Given the very strong vertical wind shear and favourably veering profiles ahead of the cold front, tornadoes are not ruled out. Additionally, severe wind gusts are likely with 35 m/s winds at 850 hPa.
In the wake of the cold front, a strong sting jet is indicated by latest models. Although showers and thunderstorms may develop in the vicinity of this jet, their contribution to severe wind gusts near the surface is not expected to be significant. Wind gusts in excess of 40 m/s will be well possible even when deep moist convection is absent.
The second jet streak will move southward along the Balkans. At low-levels, models indicate that some moisture from the Mediterranean Sea will spread into the Balkans ahead of a cold front.

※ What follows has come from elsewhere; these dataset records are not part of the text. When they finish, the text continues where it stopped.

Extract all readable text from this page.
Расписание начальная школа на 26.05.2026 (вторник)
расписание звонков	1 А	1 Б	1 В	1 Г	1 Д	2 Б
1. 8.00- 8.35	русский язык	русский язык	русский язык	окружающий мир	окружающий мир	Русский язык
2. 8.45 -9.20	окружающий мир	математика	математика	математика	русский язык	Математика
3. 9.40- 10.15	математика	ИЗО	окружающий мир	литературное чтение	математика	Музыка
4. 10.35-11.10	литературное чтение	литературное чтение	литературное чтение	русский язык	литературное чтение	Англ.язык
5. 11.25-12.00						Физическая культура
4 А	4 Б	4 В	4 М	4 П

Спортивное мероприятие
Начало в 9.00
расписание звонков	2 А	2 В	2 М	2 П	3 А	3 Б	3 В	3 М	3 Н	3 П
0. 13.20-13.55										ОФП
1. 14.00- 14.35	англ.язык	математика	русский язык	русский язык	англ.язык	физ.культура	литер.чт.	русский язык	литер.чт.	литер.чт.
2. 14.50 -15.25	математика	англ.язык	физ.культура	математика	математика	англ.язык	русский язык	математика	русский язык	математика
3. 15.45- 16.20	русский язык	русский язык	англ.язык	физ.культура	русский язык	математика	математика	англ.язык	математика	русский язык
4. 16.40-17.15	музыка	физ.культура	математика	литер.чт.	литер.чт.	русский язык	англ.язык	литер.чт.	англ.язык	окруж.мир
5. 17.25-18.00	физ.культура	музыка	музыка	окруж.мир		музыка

The lift along the jet streak axis may be sufficient to produce steep lapse rates and CAPE. Main uncertainty will be the transport of the moisture. Current thinking is that only marginal CAPE will develop. That will likely reduce the potential of severe storms, although strong vertical wind shear (20 m/s 0-3km bulk shear) will overlap with the instability. Observations may indicate a better moisture transport and may require an upgrade to level 1 over this region.